From Connoisseurship to Population: The Pivot Coming for Agent Evaluation

Your benchmark score is one specimen. The population is what matters.

Published May 2026 · 11 min read

In 2022, the American Numismatic Society finished a quiet piece of infrastructure work that did not make the AI-newsletter rounds because it had nothing to do with AI. Richard Schaefer's Roman Republican Die Project — the result of fifty years of one numismatist photographing and cataloguing ancient Roman coins from collections worldwide — was digitized, organized, and made downloadable as CSV. The corpus is roughly 300,000 documented specimens, each linked to the dies that struck it. The methodological consequences are still being worked out.

Before this infrastructure, answering “how many obverse dies were used to strike denarii of Crawford 28/1” required either decades of expert specimen-by-specimen examination or an educated guess. After it, the answer is a statistical estimate computed in seconds using methods published in 2006. The shift is unglamorous and consequential. It changes what a numismatic claim means: from an expert's judgment about a unique specimen against a catalogue to a sample estimate with an explicit uncertainty interval, drawn from an estimable population.

This essay is about why agent evaluation in 2026 looks like numismatics in 1965, and what the field's trajectory toward population methods over the following thirty years says about the trajectory the agent-evaluation field is now starting.

The connoisseurship era and what it could not answer

Traditional numismatics, for most of the twentieth century, was a connoisseurship discipline. The reference works that defined the field — Mattingly and Sydenham's Roman Imperial Coinage (1923–1994), Crawford's Roman Republican Coinage (1974), Sear's catalogues — assigned each coin type a unique identifier (RIC II Vespasian 51, RRC 28/1) and described its iconography, legends, weight standards, and metallic content. The numismatist's skill was identification: which type is this specimen, which die struck it, what is its condition.
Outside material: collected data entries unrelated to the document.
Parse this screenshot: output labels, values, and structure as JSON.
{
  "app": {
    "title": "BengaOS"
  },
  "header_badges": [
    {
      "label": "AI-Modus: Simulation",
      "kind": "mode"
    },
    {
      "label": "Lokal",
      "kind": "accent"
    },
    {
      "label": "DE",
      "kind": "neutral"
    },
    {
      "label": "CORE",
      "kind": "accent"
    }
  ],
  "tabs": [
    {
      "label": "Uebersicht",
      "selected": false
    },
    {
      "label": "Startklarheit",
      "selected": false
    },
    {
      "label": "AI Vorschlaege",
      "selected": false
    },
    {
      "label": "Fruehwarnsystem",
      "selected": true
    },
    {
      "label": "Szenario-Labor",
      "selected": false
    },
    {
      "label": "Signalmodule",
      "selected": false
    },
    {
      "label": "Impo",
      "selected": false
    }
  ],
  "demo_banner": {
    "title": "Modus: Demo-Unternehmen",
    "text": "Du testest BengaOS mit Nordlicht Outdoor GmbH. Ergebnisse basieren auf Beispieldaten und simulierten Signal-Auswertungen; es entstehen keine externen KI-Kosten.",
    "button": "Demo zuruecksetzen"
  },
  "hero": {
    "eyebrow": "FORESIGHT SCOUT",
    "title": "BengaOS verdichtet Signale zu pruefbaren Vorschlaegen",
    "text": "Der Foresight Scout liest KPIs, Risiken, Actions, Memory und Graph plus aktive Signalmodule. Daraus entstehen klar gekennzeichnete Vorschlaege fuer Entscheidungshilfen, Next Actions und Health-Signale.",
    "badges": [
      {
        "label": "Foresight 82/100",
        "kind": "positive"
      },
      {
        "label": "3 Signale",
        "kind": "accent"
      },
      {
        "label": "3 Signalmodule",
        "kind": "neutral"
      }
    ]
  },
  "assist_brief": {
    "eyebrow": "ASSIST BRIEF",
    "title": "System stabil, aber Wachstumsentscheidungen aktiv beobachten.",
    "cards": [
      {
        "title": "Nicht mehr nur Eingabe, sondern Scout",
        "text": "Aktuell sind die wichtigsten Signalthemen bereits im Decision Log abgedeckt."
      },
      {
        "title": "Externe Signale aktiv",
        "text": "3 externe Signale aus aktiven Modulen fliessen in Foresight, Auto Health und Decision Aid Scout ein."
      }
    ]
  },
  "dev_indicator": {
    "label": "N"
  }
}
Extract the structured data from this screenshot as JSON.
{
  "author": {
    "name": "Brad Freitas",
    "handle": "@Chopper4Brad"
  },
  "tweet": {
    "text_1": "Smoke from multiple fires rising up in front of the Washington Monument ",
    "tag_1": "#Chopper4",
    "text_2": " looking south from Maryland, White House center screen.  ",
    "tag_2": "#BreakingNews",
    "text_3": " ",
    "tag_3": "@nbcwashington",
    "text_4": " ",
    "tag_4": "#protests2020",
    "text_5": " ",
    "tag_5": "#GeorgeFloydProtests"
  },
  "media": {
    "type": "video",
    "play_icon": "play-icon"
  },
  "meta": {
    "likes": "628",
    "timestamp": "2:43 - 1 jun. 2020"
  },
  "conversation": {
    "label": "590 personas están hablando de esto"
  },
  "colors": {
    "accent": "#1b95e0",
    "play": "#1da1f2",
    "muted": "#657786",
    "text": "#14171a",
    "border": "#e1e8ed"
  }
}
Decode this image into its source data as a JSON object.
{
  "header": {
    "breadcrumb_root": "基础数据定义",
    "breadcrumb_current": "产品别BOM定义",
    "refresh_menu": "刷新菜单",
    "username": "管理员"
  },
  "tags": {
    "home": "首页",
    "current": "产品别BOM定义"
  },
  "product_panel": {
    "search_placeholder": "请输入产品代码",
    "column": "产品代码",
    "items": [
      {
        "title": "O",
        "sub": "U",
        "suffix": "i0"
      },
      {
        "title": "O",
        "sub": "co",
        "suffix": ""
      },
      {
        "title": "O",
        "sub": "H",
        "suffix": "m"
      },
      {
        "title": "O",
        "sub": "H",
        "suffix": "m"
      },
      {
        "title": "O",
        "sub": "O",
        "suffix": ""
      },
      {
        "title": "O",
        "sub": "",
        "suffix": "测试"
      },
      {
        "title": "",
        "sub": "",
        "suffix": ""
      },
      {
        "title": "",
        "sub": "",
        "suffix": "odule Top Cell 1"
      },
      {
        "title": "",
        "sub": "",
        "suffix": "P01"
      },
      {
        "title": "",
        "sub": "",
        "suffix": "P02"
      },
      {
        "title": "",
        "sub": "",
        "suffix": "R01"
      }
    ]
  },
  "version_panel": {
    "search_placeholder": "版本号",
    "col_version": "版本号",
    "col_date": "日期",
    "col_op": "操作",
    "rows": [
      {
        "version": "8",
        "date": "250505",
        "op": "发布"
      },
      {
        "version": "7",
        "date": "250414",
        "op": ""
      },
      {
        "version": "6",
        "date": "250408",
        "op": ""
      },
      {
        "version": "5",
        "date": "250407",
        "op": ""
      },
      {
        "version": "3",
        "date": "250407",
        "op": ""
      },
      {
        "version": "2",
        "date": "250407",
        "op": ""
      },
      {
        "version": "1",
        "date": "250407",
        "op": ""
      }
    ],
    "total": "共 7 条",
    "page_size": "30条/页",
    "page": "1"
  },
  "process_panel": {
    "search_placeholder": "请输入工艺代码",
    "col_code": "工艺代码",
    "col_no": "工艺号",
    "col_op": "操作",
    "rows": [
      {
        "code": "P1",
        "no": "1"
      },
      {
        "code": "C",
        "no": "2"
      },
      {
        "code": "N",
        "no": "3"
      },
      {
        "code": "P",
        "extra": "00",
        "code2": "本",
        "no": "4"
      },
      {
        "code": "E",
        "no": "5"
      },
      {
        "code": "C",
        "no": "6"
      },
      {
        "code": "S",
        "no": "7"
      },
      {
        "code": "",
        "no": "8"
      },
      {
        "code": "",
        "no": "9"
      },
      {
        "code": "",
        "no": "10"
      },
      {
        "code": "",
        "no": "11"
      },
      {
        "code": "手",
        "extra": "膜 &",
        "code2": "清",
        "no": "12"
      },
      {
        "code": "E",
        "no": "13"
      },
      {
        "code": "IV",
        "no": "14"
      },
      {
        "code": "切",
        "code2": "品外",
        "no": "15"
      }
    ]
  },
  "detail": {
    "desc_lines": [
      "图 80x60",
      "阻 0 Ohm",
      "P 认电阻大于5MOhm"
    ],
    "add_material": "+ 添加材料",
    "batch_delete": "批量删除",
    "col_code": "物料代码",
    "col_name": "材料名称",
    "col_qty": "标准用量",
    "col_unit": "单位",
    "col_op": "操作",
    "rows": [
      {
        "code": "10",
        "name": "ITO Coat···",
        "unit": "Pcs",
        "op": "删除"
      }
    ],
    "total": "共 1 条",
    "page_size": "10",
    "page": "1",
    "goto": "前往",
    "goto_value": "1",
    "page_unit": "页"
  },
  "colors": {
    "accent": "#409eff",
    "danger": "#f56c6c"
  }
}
Connoisseurship is good at what it is designed to do — identify forgeries, distinguish mint variants, date specimens within tight historical bounds, maintain the catalogue. None of this is replaceable by statistics, and the literature is clear that none of it has been replaced.

What connoisseurship cannot do structurally is answer population-level questions. How many dies were used to mint Crawford 28/1 across its production run? What fraction of the original mintage survives today? These are questions about populations of coins — most of which are not in any modern collection, and many of which were melted down for their silver before the type entered the cultural memory. The connoisseur examining one specimen cannot, by virtue of being a connoisseur, infer the size or shape of the population the specimen was drawn from.

Esty, the geometric model, and the singletons signal

Warren Esty's 2006 paper How to estimate the original number of dies and the coverage of a sample, and his 2011 follow-up The Geometric Model for Estimating the Number of Dies, did for numismatic populations what Frank Anscombe and Warren Weaver had done for sequencing depth estimation and what ecologists had done for species richness: he ported the right statistical machinery into the right field.

The machinery itself is straightforward enough to summarize without equations. Each ancient coin was struck by a pair of dies — an obverse and a reverse. The number of distinct die pairs that existed during a type's production is the population. The number of distinct die pairs observed in surviving specimens is the sample. The bridge between observation and inference is the singletons signal: how many die pairs are observed exactly once. A high singletons ratio means many dies are barely sampled, which means many more dies probably existed that have not been sampled at all. A low singletons ratio means the common dies have been thoroughly observed and the remaining unknowns are increasingly rare.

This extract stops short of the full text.